Prêt de titres

Rédigé par des auteurs spécialisés Ooreka  À jour en septembre 2020

Sommaire

Un prêt de titres désigne l’opération par laquelle une entité prête des titres à un emprunteur pour une durée fixe ou indéterminée, en échange d’un nantissement transféré de l’emprunteur vers le prêteur.

Le marché du prêt de titres est essentiellement un marché de gré à gré. Cette technique permet notamment à des investisseurs institutionnels (assureurs, fonds de pension, etc) disposant d’importantes participations cotées, d'améliorer la rentabilité de leur portefeuille. Explications dans cet article.

Prêts de titres : intérêt et régime juridique

Lors d'un prêt de titres, le détenteur du portefeuille prête des titres à un emprunteur pour une durée fixe ou indéterminée, en échange d’un nantissement qui lui est transféré. Si ce nantissement est constitué de liquidités, le prêteur doit les rémunérer.

Pour l’emprunteur, le principal intérêt de cette formule est de disposer titres lui permettant de couvrir une position courte.

En contrepartie du prêt, le propriétaire des titres reçoit une rémunération basée sur le prix des valeurs prêtées.

Le contrat prévoit généralement un partage des revenus et des droits liés à la détention des titres entre le prêteur et l'emprunteur. Celui-ci se trouve alors contraint de restituer au prêteur tout ou partie des revenus perçus à sa place.

À l’issue de la période de prêt, l’emprunteur a l’obligation de restituer au prêteur autant de titres de même espèce et qualité que celles des titres empruntés.

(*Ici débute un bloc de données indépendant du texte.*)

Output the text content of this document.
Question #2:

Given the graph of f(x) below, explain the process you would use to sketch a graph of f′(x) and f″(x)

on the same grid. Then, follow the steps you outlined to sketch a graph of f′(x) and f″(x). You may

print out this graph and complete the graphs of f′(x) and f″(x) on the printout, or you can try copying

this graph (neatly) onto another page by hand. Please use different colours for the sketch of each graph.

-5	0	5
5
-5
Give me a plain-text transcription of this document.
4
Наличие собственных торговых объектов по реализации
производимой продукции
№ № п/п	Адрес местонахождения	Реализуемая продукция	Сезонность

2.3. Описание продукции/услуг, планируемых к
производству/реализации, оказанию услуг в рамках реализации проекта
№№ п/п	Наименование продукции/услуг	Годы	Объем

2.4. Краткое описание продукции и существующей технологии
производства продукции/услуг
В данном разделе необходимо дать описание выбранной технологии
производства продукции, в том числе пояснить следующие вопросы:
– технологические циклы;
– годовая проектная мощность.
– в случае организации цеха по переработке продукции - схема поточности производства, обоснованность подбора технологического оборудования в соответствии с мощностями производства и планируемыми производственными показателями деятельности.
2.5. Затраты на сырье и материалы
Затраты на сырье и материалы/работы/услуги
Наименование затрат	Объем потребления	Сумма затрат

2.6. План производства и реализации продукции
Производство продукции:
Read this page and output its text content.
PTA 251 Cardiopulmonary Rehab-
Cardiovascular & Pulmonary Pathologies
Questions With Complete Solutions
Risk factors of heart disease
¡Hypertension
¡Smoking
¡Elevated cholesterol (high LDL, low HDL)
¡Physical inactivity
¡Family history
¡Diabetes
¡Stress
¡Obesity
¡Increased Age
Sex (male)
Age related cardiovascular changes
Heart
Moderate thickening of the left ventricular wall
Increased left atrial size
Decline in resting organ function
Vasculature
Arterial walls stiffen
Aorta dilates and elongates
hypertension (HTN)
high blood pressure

Entre temps, il peut à son tour céder les titres qu'il a empruntés.

Valeurs concernées

Selon le Code monétaire (article L 211-1), le prêt doit porter sur des titres de capital émis par les sociétés par actions, des titres de créance (à l'exclusion des effets de commerce et des bons de caisse), ou des parts ou actions d'organismes de placement collectif.

Le régime juridique des prêts de titres est codifié à l'article L 211-22 du Code monétaire et financier.

Ce dispositif prévoit un mécanisme de neutralité fiscale et précise les conditions que doivent remplir les prêts pour bénéficier de ce régime fiscal particulier.

Lors de la mise en place du prêt, le prêteur ne perçoit aucune contrepartie financière représentative de la valeur des titres prêtés. Il détient seulement une créance sur l'emprunteur.

Cette créance doit être inscrite distinctement au bilan du prêteur pour la même valeur comptable que les titres prêtés. À l'expiration du prêt, les titres restitués sont inscrits au bilan pour cette même valeur.

Fiscalité du prêt de titres

Sur le plan fiscal, le prêt de titres reste neutre en cas de cession de titres de même nature que celle des titres prêtés.

Si la période du prêt couvre la date de paiement des revenus attachés aux valeurs prêtées, le montant de la rémunération ne peut être inférieure à la valeur des revenus auxquels le prêteur a renoncé.

Rémunération du prêteur

En ce qui concerne la rémunération du prêteur, il faut distinguer deux fractions.

La fraction de la rémunération représentative de la valeur des revenus auxquels le prêteur a renoncé est soumise au même régime fiscal que le produit des titres prêtés.

La fraction représentative de la rémunération proprement dite du prêt constitue un revenu de créance imposable dans les conditions et au taux de droit commun.

En pratique, les 2 éléments de la rémunération sont donc imposables dans les conditions et au taux de droit commun.

La rémunération du prêt et, le cas échéant, les intérêts compensateurs versés au prêteur, sont normalement déductibles des résultats imposables de l'emprunteur.